Staff. QC Chemistry

Job Description

1.1. Job Title: Staff. QC Chemistry

1.2. Job Summary

Responsible for routine/non-routine QC Chemistry Laboratory analysis of finished products, process validation, Investigation, NC/CAPA. The candidate must demonstrate experience working in a cGMP laboratory and possess basic knowledge of industry regulations related to pharmaceutical and medical device manufacturing.

1.3. Essential Duties

Check, receive and register of samples, sorting samples to the test areas.

Prepare testing samples, solutions, standards and reagents to support testing.

Perform chemical analysis with compliance to the procedures and standards, with timely delivery as per sample priority or due date, without compromising the quality and accuracy.

Able to perform other testing upon completion training of test methods and Verification of Effectiveness (VOE) of QC Microbiology and QC Function Team.

Have analytical skills in the maintenance, operation and interpretation of the results obtained from analytical instruments such as the FTIR, HPLC, IR, UV, GC-MS, etc.

Support for the execution of method validations, qualifications, and transfers.

Perform routine maintenance activities in the laboratory and participates in the qualification and periodic calibration of equipment.

Able to perform review of all worksheets and logbooks.

Perform training for entry level staff and peer-to-peer training.

Identify and troubleshoot problems with instrumentation and analytical preparations.

Support and Perform Lab OOS/NC/CAPA Investigations in his/ her area.

Conduct supporting duties such as sample preparation, wash and dry apparatus and vials, and reject and discard samples.

Record any verifications, maintenance and calibration or repair works in the respective equipment logbook.

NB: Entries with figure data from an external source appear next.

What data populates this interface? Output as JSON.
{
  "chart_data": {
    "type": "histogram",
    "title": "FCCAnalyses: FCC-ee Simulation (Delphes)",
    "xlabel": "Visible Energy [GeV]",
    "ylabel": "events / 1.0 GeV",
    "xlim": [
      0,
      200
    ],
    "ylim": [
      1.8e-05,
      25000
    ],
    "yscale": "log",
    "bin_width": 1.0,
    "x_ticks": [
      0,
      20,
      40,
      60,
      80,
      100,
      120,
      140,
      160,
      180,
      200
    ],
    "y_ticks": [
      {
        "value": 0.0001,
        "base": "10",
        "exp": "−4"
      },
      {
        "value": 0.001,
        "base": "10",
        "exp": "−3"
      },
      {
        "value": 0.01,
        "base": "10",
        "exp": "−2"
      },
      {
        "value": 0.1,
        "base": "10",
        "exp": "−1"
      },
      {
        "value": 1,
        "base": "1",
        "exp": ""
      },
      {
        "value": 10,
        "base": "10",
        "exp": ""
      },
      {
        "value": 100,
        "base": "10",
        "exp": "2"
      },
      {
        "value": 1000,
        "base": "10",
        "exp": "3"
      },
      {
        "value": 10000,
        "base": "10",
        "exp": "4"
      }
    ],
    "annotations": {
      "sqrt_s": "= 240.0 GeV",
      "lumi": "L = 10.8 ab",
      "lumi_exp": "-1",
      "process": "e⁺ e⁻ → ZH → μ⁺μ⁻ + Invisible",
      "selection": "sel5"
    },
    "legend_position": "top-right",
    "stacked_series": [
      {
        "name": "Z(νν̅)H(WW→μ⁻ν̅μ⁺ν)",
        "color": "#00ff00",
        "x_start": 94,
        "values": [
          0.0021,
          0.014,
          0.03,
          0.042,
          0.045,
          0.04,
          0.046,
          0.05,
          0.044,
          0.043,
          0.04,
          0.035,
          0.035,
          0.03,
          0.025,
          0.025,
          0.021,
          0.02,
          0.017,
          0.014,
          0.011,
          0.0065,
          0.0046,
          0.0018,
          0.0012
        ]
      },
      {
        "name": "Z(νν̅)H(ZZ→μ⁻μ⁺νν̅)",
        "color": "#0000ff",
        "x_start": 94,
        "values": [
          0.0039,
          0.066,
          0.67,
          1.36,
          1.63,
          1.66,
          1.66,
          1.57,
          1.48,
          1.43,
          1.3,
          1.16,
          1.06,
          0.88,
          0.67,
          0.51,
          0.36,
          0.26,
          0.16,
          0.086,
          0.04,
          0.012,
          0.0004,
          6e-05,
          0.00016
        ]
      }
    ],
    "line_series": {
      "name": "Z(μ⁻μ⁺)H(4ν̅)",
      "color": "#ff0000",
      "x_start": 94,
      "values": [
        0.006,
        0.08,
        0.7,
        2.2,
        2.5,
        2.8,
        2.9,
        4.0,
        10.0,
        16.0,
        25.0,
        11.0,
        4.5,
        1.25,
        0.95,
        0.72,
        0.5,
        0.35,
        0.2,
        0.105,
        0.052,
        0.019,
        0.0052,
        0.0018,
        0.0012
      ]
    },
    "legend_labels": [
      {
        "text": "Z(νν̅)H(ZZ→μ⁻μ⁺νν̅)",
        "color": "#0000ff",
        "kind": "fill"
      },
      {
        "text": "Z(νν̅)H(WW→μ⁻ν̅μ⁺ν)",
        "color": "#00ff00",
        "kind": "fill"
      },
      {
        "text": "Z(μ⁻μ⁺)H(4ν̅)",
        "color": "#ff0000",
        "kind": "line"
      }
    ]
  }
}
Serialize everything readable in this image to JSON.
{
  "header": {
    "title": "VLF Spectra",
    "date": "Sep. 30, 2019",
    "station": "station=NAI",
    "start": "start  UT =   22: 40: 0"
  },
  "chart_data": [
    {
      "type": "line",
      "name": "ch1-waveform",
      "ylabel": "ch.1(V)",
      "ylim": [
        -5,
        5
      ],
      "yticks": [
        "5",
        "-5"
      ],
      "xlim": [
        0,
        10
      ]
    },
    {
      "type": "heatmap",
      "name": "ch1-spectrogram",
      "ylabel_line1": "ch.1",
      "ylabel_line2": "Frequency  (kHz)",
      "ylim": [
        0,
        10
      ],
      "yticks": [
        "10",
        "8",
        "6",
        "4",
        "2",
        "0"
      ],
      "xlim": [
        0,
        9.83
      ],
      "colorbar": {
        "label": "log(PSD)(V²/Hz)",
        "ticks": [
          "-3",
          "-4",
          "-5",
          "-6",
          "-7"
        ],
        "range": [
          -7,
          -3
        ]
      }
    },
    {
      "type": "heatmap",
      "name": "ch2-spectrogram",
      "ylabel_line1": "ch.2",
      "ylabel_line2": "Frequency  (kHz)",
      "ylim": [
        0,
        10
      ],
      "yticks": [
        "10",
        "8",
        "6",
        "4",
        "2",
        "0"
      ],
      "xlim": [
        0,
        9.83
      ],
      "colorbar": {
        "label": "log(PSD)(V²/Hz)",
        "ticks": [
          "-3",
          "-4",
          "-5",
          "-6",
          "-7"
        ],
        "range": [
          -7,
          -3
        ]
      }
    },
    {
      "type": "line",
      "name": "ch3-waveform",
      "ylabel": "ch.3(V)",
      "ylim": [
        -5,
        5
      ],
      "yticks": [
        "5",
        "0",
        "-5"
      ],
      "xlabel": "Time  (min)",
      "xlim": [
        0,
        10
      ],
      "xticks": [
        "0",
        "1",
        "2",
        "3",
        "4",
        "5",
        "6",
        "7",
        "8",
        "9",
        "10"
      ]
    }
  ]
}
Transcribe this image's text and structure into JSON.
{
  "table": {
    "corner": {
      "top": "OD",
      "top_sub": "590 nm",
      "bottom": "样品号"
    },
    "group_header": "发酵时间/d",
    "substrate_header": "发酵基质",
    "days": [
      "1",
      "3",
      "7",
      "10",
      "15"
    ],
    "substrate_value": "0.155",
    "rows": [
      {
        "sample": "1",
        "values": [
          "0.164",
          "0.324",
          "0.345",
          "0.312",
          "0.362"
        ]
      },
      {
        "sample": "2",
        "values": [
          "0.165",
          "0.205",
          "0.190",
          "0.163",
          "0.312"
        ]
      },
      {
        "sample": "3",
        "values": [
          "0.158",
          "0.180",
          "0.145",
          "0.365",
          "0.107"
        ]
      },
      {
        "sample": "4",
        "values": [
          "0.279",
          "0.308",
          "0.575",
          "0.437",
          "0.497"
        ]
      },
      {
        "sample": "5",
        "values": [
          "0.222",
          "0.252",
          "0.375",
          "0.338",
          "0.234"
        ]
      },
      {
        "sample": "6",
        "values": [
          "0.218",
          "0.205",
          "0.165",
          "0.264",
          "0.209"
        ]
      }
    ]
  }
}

Practice 5S and conduct self-audit as per sectional audit checklist.

Maintain filing records as per record management retention schedule by filing the worksheets, shredding expired records to ensure that there are no expired records maintained.

Must be detail oriented, able to clearly record laboratory testing data and is a creative problem solver.

Follow Good Manufacturing Practices (cGMP) as well as all safety regulations and company procedures.

Adhere to all safety regulations and practices conforming to EHS regulations.

Support with Internal/External Audit such as FDA, ISO, etc.

1.4. Minimum Qualification Requirements

1.4.1. Education

Minimum College/University Degree (with basic background in science)

1.4.2. Experience

Minimum 0-1 years of experience in Laboratory operation and management.

1.4.3. Skills

Computer literate and effective communication skills (verbal, written, and listening).

Self-motivated and proactive; committed to improving lab performance, workflow, and quality.

Team player.

Able to perform the job independently.

Good planning, coordinating, managing, and time-management skills.

Able to engage with cross-functional teams and external stakeholders.

-Or-

An equivalent competency level acquired through a variation of these qualifications may be considered.

1.5. Physical Requirements

General Labor Environment requirements include use of personal protective equipment, reading, speaking, hearing, walking, bending, standing, stretching/reaching, hand/finger dexterity, and occasional lifting up to 25 kgs

The physical demands described here are representative of those that must be met by an associate to successfully perform the essential duties of this job. Reasonable accommodations may be made to enable individuals with disabilities to perform the essential duties

1.6. Additional Requirements

Any non-essential functions to the position and expectations such as occasional requirement to work outside normal work hours and/or travel.